In Italy, strikes are decreasing, the last decade has been declining

From what we can observe, however, the trend is clear: there are fewer strikes than in the past.

The latest consolidated report of the Commission, referring to 2024, speaks of 1,633 proclamations, approximately 31 per week, and of 1,080 strikes actually carried out, approximately 21 per week. The series of proclamations, available since 2014, describes a wave movement but with a clear decline in the last decade: from 2,048 in 2014 to the peak of 2,448 in 2017, until the decline in 2024.

Alongside the structurally more conflictual sectors – local public transport and air transport, which remain stable at the top year after year – a very different sector emerges: the healthcare. In the National Health Service the number of strike proclamations and days shows marked oscillationswith years almost devoid of mobilizations followed by sudden increases. It is an irregular trend that contrasts with the constancy of transport, and describes a type of conflict more linked to specific crises than to structural continuity. In other words: some sectors strike cyclically, others perpetually.

The regions where strikes occur the most: Lombardy, Campania, Lazio

The territorial differences reveal another internal fracture. In 2024 the proclamations are concentrated in Lombardy (213), Campania (175) e Lazio (149). But it is the North that leads in terms of days actually affected by strikes: Lombardy with 82, Emilia-Romagna with 58, Tuscany with 51. The discrepancy with the national total derives from the weight of strikes of national importance, which are not accounted for in the regional rankings. It is another sign of the complexity of the data: it can be read, but it must be held together piece by piece.

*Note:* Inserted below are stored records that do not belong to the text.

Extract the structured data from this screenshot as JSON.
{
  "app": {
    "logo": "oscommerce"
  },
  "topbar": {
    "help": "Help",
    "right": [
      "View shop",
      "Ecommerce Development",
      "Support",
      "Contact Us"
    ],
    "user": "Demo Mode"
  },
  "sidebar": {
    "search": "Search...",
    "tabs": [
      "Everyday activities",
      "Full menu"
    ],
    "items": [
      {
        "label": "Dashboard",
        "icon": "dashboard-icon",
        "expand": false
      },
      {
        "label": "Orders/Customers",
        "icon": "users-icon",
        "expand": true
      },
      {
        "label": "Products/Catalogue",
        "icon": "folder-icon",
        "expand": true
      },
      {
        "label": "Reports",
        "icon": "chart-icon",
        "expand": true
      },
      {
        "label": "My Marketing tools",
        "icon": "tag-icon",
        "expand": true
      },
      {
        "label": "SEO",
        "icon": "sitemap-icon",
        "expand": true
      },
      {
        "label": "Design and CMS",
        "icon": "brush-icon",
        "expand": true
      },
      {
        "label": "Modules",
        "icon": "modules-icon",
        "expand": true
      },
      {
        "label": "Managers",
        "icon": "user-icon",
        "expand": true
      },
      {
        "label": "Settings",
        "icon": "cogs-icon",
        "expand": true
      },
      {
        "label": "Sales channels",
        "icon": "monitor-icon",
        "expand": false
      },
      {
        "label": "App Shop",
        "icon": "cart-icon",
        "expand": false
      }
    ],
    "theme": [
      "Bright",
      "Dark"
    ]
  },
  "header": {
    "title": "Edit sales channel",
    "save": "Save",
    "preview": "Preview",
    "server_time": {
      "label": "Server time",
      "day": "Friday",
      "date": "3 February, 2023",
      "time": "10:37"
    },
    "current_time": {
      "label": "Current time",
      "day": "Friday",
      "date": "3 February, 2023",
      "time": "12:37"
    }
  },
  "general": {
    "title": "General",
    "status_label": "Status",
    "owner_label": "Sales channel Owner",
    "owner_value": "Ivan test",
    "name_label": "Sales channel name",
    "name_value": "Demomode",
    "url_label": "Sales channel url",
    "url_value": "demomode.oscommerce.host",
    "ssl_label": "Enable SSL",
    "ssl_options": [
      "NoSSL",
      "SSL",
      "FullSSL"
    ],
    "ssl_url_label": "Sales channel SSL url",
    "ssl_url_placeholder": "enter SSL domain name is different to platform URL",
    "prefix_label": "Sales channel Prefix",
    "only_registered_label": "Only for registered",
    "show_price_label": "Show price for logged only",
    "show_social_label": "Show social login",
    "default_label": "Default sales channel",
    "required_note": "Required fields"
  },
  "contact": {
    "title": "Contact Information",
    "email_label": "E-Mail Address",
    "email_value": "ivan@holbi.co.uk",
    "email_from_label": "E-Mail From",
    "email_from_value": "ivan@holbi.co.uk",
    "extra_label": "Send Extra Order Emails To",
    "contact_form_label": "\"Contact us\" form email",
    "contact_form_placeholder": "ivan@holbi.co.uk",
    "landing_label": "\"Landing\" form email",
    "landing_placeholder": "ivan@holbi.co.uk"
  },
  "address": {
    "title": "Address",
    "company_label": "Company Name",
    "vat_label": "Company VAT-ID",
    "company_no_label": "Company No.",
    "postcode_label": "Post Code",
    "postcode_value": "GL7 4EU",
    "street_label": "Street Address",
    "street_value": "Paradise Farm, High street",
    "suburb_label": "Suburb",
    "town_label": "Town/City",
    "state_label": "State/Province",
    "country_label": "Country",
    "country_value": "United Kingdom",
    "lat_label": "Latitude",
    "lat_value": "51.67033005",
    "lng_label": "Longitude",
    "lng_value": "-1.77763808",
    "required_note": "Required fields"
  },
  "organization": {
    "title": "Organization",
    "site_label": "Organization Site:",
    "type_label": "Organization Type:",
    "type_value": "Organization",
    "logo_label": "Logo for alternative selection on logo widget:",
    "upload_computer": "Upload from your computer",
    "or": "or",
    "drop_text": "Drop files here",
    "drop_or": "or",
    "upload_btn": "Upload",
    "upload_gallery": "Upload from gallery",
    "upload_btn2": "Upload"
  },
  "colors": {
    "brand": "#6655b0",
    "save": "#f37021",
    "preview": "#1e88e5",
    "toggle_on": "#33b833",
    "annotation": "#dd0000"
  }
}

1242 strike announcements in 2025: a figure that is still fragmented

2025 confirms the trend, at least as far as emerges from the partial data. There is not yet an official and complete report: the information must be extracted directly by “scraping” the data from the Commission portal. Translated for those who don’t know technical language: you have to manually “download” and reorganize every single strike recorded online, one by one, because there is no public dataset directly accessible. As of December 12, 2025, there have been 1,242 proclamations.

The sectors where strikes occur the most are always the same: local public transport, air transport and regions and local autonomies. The healthcare sector went on strike less than last year, in 2024 there were 137 strike proclamations while this year – up to 12 December – there were 81. Rail transport, on the other hand, is in 7th place in this ranking with 52 proclamations, last year there were 119.

The 2025 strike map shows a conflict strongly concentrated in the most urbanized regions. We excluded national strikes and those without geographical indication from the count; the municipal strikes were traced back to the region they belonged to using the ISTAT classification of municipalities.

As for 2024, Lombardy is in the lead, followed by Campania and Lazio, while the weight of Tuscany, Emilia-Romagna and Puglia confirms how the protest is distributed above all where public services and territorial structures are denser.

Because we cannot compare Italy to other countries

Finally, international comparison is an almost impossible exercise. ILOSTAT, the International Labor Organization database, only accepts methodologically standardized data. Italy appears until 2007, the last year in which ISTAT produced a coherent and comparable series. We’ve been off the charts ever since. Not because there are too many or too few strikes, but because our data is not compatible with international standards.